The UK should exploit the potential of real world data—information collected in clinical practice while developing a medicine—for which it should become a centre of excellence, the Association of the British Pharmaceutical Industry has said.
The ABPI published a white paper, “The vision for real world data—harnessing the opportunities in the UK”, on 8 September.
RW data is different from clinical trial data in that it samples what actually happens in clinical practice and demonstrates the value to a patient of a medicine or technology.
The report said that although clinical trial data had historically been used when deciding whether medicines should reach the market, there was a growing recognition of the “role played by data about patients’ use of medicines in normal clinical practice”.
The ABPI argued that RW data therefore played an important role in ensuring fair access to innovative medicines and stressed that RW data studies were cheaper to set up than clinical trials.
The UK, it said, was in a good position to become a world leader in the field, but several measures were needed to reach that point.
Goals included lobbying for the need for change in the approval processes, skills and capabilities, and acceptance of RW data; “streamlining” the regulatory environment for RW data studies; improving incentives for NHS centres to participate in such studies; and securing investment in developing research capabilities based on UK electronic health records.
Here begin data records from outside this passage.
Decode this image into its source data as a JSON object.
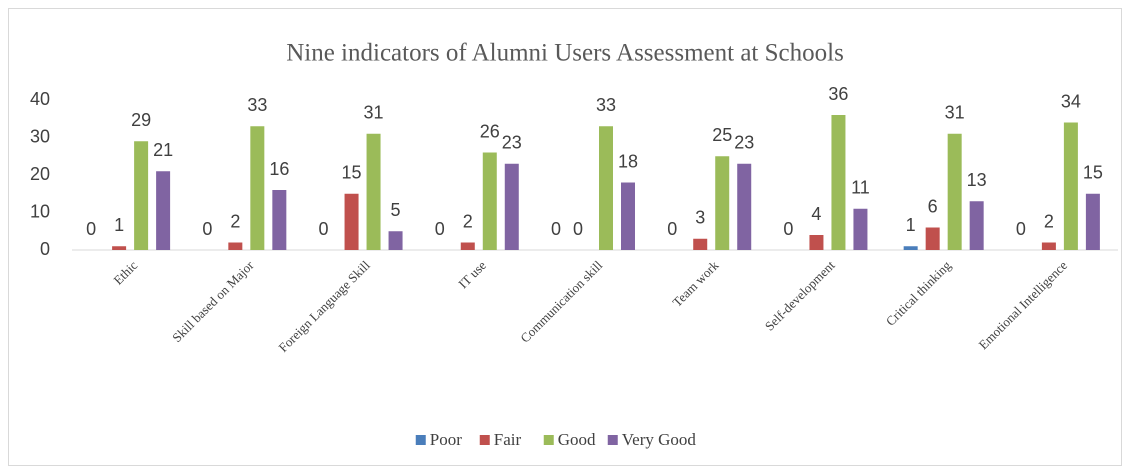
{
  "chart_data": {
    "type": "bar",
    "title": "Nine indicators of Alumni Users Assessment at Schools",
    "categories": [
      "Ethic",
      "Skill based on Major",
      "Foreign Language Skill",
      "IT use",
      "Communication skill",
      "Team work",
      "Self-development",
      "Critical thinking",
      "Emotional Intelligence"
    ],
    "series": [
      {
        "name": "Poor",
        "color": "#4a7ebb",
        "values": [
          0,
          0,
          0,
          0,
          0,
          0,
          0,
          1,
          0
        ]
      },
      {
        "name": "Fair",
        "color": "#c0504d",
        "values": [
          1,
          2,
          15,
          2,
          0,
          3,
          4,
          6,
          2
        ]
      },
      {
        "name": "Good",
        "color": "#9bbb59",
        "values": [
          29,
          33,
          31,
          26,
          33,
          25,
          36,
          31,
          34
        ]
      },
      {
        "name": "Very Good",
        "color": "#8064a2",
        "values": [
          21,
          16,
          5,
          23,
          18,
          23,
          11,
          13,
          15
        ]
      }
    ],
    "ylim": [
      0,
      40
    ],
    "yticks": [
      0,
      10,
      20,
      30,
      40
    ],
    "grid": false,
    "legend": "bottom"
  }
}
Research regulatory and governance frameworks, it said, contained clauses that appeared “unnecessarily restrictive when compared to the risks and benefits of RW data studies, and which inhibited their conduct.
“This report describes a UK pharmaceutical industry already well placed to adapt to the growing demand for RW data to demonstrate the value of its medicines to healthcare decision-makers around the world,” said the report.
“In order to capitalise on this position it will be necessary to develop, maintain and share RW data capabilities across the pharmaceutical industry to ensure the appropriate internal skills, processes, resources and standards are available to underpin the strategic development and practical implementation of RW data programmes.”